I have also come to appreciate many other aspects of Argentinean culture. Being on time here is being less than an hour late—and arriving looking fabulous with some carbonated water in one hand and a cigarillo in the other. Clubs and bars open around 11, but not one arrives until at least 12:30 and they stay open until 7 in the morning. Breakfast usually consists of some Argentinean caramel (dulce leche) on toast and a mate. Lenore, my host mother, is introducing me to all kinds of traditional Argentinean foods but it is her boyfriend Oswaldo who makes the best empanadas I have tasted so far. Thankfully, we share distaste for the stranger delicacies of Argentina, such as bull testicles and intestines.

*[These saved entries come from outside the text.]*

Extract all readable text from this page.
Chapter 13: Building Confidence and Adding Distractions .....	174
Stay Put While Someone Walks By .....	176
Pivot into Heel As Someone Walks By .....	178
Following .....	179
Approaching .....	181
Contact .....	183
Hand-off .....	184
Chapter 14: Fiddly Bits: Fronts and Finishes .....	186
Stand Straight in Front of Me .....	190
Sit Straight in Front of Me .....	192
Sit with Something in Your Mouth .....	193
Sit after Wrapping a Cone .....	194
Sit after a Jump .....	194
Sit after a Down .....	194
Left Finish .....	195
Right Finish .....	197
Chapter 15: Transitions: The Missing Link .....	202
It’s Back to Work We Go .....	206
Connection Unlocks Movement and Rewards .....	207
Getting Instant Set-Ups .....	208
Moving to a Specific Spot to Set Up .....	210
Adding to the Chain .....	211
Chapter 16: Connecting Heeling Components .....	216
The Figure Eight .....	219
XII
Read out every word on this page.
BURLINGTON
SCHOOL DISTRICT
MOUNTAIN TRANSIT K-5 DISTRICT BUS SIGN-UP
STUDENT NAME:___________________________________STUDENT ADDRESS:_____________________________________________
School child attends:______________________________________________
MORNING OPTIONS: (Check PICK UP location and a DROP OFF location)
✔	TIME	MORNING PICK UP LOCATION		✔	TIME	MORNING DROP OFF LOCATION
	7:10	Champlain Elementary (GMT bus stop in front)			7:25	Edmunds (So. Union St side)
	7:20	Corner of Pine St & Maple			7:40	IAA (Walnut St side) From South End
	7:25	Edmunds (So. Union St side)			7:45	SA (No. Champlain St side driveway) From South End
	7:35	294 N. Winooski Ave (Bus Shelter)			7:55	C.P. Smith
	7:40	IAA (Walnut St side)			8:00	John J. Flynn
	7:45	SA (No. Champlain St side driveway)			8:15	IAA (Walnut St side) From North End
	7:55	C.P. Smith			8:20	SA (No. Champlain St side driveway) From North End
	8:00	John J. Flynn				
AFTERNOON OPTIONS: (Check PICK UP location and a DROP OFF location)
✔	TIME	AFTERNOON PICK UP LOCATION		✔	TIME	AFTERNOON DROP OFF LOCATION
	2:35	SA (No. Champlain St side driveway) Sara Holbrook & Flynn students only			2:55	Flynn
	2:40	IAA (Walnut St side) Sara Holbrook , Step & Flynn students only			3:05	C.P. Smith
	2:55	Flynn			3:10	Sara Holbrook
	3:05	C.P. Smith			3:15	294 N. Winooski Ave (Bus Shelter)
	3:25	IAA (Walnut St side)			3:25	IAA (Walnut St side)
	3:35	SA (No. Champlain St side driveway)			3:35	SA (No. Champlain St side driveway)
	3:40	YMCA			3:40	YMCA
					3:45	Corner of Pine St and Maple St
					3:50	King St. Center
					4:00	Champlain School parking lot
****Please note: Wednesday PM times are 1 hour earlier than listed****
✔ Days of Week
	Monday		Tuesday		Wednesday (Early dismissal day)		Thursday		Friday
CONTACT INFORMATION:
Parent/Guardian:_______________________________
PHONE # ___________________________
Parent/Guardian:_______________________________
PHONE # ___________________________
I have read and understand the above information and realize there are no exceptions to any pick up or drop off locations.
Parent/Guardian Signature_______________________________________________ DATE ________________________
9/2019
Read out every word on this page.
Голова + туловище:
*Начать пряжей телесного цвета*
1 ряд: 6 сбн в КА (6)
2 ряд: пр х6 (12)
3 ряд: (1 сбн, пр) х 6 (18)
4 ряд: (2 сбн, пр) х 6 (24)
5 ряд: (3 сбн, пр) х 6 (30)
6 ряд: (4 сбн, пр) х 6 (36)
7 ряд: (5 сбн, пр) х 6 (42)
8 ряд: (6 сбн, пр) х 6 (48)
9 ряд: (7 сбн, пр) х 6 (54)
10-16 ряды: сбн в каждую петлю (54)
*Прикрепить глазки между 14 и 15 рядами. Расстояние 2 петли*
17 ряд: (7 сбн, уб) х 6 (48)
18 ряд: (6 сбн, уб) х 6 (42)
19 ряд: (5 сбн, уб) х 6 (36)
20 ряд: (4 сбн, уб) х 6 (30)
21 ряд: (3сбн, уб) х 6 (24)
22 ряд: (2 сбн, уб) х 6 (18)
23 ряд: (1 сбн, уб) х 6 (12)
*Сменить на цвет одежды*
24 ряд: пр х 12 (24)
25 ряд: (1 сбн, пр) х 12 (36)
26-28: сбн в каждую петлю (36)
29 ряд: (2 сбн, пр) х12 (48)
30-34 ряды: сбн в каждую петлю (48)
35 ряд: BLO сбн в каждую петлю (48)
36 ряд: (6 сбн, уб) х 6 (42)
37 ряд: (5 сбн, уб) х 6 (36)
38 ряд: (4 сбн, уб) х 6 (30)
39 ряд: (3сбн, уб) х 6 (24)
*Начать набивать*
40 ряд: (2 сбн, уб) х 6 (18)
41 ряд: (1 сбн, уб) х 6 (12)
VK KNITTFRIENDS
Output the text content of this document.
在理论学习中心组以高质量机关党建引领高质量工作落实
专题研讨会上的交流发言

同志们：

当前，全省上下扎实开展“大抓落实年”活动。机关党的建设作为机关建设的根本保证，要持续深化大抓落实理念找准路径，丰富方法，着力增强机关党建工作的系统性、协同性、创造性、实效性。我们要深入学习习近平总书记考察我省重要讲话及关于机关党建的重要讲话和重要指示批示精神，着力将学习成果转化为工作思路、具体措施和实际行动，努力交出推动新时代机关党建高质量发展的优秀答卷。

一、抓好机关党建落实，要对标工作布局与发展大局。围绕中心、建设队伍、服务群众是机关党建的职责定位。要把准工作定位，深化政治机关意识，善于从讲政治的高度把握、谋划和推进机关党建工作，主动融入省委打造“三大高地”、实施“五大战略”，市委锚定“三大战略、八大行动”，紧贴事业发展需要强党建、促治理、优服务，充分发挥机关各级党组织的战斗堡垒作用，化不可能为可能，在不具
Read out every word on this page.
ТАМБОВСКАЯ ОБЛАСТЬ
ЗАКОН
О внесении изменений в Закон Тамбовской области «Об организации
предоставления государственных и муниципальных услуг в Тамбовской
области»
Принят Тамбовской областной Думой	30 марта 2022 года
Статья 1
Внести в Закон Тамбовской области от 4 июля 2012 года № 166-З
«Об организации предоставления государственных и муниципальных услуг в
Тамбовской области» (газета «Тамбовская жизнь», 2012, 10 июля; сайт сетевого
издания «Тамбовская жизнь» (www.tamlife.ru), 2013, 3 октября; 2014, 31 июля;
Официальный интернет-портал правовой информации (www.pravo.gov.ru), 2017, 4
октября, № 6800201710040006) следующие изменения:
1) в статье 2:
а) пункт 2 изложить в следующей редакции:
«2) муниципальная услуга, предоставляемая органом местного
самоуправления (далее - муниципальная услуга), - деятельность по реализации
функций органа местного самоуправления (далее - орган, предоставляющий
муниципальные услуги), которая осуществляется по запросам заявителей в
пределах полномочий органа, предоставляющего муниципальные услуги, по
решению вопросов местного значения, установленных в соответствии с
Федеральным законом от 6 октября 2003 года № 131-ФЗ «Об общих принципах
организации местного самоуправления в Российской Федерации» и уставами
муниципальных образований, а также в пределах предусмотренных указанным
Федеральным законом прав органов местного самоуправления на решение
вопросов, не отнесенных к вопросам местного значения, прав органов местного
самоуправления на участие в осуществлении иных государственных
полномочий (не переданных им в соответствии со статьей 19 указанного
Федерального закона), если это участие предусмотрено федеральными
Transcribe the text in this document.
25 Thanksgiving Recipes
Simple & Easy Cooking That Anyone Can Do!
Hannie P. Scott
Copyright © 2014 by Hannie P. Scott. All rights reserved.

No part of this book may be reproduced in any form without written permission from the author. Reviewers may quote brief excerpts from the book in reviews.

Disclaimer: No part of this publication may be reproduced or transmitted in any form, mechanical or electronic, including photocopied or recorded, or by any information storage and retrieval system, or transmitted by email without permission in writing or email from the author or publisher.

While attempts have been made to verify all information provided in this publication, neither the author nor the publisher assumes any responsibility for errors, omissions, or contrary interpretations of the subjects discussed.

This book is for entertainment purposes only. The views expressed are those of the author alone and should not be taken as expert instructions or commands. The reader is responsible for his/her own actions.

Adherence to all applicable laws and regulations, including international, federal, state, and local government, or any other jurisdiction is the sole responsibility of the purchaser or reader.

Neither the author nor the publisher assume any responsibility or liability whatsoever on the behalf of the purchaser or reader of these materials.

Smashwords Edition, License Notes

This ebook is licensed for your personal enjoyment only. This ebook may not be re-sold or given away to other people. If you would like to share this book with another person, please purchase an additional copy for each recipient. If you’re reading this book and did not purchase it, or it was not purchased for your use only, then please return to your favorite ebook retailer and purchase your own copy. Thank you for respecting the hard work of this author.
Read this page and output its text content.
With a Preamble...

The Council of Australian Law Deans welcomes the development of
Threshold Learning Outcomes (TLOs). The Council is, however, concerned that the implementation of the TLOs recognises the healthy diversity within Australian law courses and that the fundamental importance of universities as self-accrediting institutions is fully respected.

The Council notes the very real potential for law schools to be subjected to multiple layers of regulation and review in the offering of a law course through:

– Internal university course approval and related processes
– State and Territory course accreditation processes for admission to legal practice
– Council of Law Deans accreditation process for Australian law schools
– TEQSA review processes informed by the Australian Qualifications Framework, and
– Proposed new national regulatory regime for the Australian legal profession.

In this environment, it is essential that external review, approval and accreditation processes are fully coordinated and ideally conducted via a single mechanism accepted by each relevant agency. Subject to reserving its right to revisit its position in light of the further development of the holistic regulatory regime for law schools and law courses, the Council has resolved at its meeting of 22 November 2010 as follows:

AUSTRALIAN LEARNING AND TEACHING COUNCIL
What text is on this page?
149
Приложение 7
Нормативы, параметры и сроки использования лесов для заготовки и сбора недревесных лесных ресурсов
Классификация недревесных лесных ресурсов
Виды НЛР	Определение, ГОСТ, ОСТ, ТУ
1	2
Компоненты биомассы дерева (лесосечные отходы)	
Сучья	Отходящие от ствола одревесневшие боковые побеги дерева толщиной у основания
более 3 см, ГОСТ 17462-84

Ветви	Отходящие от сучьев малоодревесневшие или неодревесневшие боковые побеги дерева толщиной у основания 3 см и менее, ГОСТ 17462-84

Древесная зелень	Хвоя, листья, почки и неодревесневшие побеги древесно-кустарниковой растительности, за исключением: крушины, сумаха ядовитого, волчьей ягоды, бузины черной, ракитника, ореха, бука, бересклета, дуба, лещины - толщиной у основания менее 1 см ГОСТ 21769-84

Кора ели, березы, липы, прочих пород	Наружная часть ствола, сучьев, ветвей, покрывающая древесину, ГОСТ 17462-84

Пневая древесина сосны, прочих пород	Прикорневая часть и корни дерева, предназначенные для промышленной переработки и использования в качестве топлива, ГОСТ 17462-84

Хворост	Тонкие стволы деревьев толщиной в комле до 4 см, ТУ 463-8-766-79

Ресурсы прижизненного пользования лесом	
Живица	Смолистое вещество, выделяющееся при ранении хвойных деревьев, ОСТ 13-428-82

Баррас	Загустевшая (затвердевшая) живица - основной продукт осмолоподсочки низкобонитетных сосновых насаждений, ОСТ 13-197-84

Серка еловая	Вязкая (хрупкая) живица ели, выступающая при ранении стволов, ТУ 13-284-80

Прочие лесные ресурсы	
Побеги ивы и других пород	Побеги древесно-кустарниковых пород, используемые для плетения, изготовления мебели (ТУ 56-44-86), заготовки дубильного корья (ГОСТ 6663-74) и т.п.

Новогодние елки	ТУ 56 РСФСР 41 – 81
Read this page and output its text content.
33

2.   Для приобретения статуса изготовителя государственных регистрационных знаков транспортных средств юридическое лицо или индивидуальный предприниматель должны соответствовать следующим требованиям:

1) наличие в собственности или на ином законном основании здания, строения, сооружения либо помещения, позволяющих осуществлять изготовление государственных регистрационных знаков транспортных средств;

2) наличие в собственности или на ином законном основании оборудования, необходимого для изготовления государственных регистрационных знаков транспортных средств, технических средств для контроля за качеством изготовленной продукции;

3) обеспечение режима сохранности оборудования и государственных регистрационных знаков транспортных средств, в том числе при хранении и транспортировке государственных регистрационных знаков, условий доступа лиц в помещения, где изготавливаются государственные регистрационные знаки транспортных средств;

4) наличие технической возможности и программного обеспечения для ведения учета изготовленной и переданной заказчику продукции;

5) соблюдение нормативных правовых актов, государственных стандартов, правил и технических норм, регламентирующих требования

Buenos Aires has all the adventure and entertainment of a big city, but it still friendly. I think that this is a token aspect of Latin America, the people are incredibly friendly—often too much so. On my way to school today I was whistled at by men between the ages of fourteen and eighty. While it is rather disconcerting, Leonore has offered me many solutions. I told her that I could not wear shorts anymore because people knew that I was foreign and it caught their attention. She responded by sharply telling me that my skin and hair quickly gave that away anyways and that it would be far more productive for me to just hurry up and find a boyfriend—and walk with him everywhere I presume. Her frankness is delightful. Leonore has made a list for me of all the places in Buenos Aires that I must visit. The first being a Tango club that is, apparently, “to die for.” Thank goodness for tango classes and a competent tango partner (Oliver).
At school we spend three hours a day in Spanish class and another three hours in Argetinean cinema, history, or tango class. Our days are full but satisfying.
Though we are slowly emerging from the “honeymoon” phase of our trip, I have a feeling I am going to like married life.